Daily Painting Practice in Camden, Maine -Boats sail away? Nobody told me.

The art gods were playing with me. 

Did you ever go out painting just knowing that something special might happen today?  You know that feeling that comes over you as you get that first glimpse of a new area to paint. Something exciting is in the (plein) air. You tell yourself "This is going to be a good day! I think I may paint a winner!"

 Well, for me, that's how this day, in Camden Maine, started out... however, the art gods had other plans.

The previous week, Camden held it's week long plein air paint-out. I unfortunately did not know about it in time to register.  I did my own thing and showed up to paint the harbor as part of the Plein Air Painters of Maine (Northern Chapter) the day after everyone went home. 

On the docks in Camden Maine

Things looked promising. An overcast day meant consistent light, which is good news when painting detailed subjects like boats in a harbor.

I had just blocked in the composition when the the day took a turn. (Cue the dramatic music and the sound track of the art gods chuckling in the background)

Raise the sails

Ah, drying the sails I thought. That actually might work. I can go with  that change.

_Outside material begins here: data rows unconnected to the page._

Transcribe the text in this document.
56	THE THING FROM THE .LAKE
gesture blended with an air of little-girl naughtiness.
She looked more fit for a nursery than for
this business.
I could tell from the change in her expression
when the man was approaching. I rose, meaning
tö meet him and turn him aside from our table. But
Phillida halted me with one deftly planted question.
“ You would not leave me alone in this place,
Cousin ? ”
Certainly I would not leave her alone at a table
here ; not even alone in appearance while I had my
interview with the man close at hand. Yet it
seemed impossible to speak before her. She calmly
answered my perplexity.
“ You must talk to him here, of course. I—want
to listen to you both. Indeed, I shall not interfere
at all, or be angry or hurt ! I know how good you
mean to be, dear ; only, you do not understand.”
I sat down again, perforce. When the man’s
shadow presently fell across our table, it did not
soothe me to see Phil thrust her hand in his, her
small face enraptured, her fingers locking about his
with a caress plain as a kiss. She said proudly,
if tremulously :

A while later they were back down. No big deal... I was ready to go  for the details...But then the most extraordinary thing happened to the boat...

Where's the **#X! boat?


As far as I could go

No problem, it was still a beautiful day. I know, I'll go paint the waterfalls that feed into the harbor. We had an abundance of rain the previous week so here's what I expected them to look like.

Camden Waterfalls

Here's what I found.

Waterfalls - minus the water

They diverted the water!

My day was ( pardon the pun), a complete washout. I gave it one more shot down at the harbor.  I went out on the docks and did one last color study, then called it a day. 

There was nothing plain about this plein air day.

1 comment:

Amy Mann said...

Haha! This story reminds me of the time I was painting a row of small boats that were tied to a floating dock I was standing on in , and fishermen kept coming and taking one or another of the little boats. The remaining boats would just rearrange themselves to fill the gaps.